Seattle officially designated the Picardos’ land as the city’s first community garden in 1973, naming the new P-Patch program after the family of Italian immigrants. The early years were rocky, seeing some gardens plowed over or lost to development projects as other social service programs took priority and city funding fluctuated.
But an advisory council founded in 1979 helped provide stability, and the P-Patch program took off over the ensuing years, growing to dozens of gardens by the late 1990s.
These days, the program lives under the city’s Department of Neighborhoods and is led by Kenya Fredie, a lifelong urban farmer who’s managed the development of community gardens in Seattle for the last 19 years.
The program runs on an annual budget from the city’s general fund, Fredie said, and the Seattle Housing Authority reimburses the costs of infrastructure improvements, interpretation services and other necessities at P-Patches on the agency’s property.
Fredie said growing up Black and Indigenous in a multigenerational household south of Boston gave her a unique perspective on what it means to connect with the land, as she learned how to grow vegetables from her grandfather and medicinal herbs from her mother.
“It’s always such a joy to see people walk through and just gain a sense of peace in these very urban, dense areas,” Fredie said.
She and other P-Patch leaders are working to address institutional barriers that have kept low-income people and people of color from having a fair chance to acquire a spot through the often-competitive application process.
Before the restructuring of guidelines to encourage more participation among diverse communities, about 27% of gardeners were people of color.

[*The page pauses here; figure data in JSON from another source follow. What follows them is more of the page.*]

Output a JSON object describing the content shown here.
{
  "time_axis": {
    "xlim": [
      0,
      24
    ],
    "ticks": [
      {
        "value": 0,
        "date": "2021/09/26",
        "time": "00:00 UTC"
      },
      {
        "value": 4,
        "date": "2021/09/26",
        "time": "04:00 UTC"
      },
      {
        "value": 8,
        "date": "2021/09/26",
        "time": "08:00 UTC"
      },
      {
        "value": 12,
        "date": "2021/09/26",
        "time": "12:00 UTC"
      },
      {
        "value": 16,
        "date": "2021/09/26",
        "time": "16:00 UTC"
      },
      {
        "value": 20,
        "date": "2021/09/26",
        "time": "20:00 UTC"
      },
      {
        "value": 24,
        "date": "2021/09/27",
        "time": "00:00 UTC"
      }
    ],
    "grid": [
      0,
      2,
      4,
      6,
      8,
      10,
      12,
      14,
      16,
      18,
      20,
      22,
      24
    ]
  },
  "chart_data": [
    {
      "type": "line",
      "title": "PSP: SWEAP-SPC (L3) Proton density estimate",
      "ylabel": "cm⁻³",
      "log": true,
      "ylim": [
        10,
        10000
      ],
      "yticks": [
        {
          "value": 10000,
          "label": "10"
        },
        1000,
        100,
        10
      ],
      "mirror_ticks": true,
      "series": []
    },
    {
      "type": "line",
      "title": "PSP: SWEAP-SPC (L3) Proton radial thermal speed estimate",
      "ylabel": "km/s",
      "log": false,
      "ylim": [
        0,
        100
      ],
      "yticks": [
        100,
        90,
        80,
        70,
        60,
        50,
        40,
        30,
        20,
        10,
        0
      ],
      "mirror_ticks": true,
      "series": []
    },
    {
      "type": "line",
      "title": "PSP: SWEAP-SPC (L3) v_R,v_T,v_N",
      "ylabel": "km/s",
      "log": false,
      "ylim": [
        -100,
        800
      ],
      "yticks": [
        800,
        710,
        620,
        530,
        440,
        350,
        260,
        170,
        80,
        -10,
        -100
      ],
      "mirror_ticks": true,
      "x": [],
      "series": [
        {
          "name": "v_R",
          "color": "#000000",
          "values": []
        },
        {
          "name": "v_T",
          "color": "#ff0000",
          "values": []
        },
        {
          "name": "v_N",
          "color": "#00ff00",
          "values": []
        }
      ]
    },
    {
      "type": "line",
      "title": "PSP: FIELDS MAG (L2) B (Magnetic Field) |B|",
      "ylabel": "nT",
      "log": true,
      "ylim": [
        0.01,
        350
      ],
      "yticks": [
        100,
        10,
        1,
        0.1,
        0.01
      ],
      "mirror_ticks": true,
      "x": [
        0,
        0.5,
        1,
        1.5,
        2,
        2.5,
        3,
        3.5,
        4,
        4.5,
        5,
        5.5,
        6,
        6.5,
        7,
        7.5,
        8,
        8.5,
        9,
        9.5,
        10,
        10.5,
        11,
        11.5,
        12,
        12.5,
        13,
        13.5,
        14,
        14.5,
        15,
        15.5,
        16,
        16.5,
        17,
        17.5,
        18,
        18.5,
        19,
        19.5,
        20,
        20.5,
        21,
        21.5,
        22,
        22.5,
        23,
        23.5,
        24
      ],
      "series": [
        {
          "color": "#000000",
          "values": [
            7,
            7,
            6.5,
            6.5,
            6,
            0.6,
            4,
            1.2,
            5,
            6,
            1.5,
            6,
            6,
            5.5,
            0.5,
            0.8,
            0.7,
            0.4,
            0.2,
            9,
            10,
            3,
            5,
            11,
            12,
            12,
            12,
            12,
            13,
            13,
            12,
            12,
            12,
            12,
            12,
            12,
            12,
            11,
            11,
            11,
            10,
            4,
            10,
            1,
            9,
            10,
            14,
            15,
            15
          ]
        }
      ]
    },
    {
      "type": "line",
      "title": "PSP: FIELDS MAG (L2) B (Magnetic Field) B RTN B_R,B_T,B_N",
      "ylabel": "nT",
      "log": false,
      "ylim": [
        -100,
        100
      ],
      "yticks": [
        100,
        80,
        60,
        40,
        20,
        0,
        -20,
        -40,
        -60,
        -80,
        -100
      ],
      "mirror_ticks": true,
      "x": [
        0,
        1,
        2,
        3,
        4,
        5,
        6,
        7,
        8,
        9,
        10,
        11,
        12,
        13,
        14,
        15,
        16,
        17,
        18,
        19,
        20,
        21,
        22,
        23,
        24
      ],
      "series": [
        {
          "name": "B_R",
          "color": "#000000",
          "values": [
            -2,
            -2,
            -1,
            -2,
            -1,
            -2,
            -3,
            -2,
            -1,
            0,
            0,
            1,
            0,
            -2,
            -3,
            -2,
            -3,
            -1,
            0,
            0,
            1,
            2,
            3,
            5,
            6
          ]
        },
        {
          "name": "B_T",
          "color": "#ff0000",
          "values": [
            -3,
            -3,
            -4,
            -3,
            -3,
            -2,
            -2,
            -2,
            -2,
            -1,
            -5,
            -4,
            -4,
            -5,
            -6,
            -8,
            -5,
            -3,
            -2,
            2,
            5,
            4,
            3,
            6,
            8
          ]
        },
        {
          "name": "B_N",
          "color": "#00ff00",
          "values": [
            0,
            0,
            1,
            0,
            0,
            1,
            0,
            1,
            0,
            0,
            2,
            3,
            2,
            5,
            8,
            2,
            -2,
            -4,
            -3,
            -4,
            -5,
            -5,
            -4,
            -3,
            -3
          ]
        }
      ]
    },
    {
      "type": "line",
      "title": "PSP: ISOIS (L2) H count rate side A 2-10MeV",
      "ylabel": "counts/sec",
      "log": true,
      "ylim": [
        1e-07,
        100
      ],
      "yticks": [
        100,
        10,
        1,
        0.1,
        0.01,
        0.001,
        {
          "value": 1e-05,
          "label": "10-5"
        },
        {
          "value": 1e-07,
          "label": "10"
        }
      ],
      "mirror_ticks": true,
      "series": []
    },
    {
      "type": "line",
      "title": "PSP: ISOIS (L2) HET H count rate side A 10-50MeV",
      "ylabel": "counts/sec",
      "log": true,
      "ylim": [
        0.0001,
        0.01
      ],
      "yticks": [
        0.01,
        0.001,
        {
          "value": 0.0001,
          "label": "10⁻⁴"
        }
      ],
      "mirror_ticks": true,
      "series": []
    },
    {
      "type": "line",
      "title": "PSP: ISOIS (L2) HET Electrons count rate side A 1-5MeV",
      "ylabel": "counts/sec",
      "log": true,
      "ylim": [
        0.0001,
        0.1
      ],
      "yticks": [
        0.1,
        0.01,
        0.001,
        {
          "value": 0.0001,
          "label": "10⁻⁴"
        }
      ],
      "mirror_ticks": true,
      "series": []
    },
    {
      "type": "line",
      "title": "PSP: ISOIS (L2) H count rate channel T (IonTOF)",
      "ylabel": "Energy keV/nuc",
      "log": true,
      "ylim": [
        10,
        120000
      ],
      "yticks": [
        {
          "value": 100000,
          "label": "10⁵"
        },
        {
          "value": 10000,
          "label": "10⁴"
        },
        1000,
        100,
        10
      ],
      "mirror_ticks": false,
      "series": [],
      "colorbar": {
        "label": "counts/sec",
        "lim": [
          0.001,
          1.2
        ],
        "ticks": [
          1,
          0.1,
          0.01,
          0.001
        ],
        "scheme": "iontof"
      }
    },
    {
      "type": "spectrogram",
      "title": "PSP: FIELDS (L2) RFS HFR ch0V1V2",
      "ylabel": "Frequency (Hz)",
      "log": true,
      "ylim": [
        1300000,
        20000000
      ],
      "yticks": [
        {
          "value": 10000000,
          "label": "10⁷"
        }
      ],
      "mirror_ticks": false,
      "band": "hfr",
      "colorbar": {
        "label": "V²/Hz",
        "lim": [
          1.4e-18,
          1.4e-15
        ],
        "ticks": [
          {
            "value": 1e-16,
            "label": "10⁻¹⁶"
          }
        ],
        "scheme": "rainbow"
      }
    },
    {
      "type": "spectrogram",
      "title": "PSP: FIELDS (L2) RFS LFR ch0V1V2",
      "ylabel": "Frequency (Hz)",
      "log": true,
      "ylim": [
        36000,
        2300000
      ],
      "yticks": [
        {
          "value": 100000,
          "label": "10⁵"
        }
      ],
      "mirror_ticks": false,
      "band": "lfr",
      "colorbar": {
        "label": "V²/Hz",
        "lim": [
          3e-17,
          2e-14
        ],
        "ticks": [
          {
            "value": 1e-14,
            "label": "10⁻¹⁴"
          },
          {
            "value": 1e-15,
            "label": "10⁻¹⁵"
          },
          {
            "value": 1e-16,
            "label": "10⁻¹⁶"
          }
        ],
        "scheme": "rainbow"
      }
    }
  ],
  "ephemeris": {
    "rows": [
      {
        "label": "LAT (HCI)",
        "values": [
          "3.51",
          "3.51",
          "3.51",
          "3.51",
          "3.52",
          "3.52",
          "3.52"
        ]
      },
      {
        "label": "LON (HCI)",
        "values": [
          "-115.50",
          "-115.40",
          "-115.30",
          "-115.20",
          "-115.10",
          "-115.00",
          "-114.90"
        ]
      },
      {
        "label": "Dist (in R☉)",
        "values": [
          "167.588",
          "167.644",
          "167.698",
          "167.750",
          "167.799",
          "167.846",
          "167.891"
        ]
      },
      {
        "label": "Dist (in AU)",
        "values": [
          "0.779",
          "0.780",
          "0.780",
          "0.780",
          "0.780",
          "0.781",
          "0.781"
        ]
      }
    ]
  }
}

But that figure almost doubled to 46% within the first year of the revised guidelines in 2022.
“It was a learning lesson for me because it made me realize that there are some voices in the program that are historically dominant,” Fredie said of the outreach efforts, which program officials hope to expand. “Our program needs to be more reflective of the diversity in the neighborhoods.”
For many gardeners, that diversity is central to their P-Patch experience.
Isaac Obezo, who gardens at Horiuchi Park in the First Hill neighborhood, said language barriers can’t obscure the warmth his neighbors show one another as they work side-by-side and exchange recipes in Vietnamese, Chinese, Japanese and English.
“We just translate it back and forth using Google phone,” he said.
Most of the Horiuchi Park gardeners are immigrants who grow to feed their families, Obezo said. Their plots are filled with food from their home countries, he said, and the gardeners’ cultural exchange of recipes is particular to their shared space.
It’s rare for Obezo to go home without vegetables Asian elders give him in exchange for his help or something he grew, mostly herbs and peppers.
“It’s interesting to have a communal space where you can go and meet people you probably would never ever interact with and be around normally,” said Obezo, who also recently tried to grow luffa, a sponge gourd, yielding some tiny successes.
Obezo applied for his plot — a process that can take years for some gardens — in 2019 after volunteering to maintain the space of a neighbor who has disabilities and needed a hand.
The Horiuchi Park garden has raised plot beds for those who have difficulties bending over to tend to their plants, Obezo said, and residents are advocating for increased accessibility measures to better accommodate the many elders who use the space, as well as more funding for their P-Patch and others citywide.
“One of the things that really drives my appreciation for the P-Patch program is how much space they provide for people,” he said.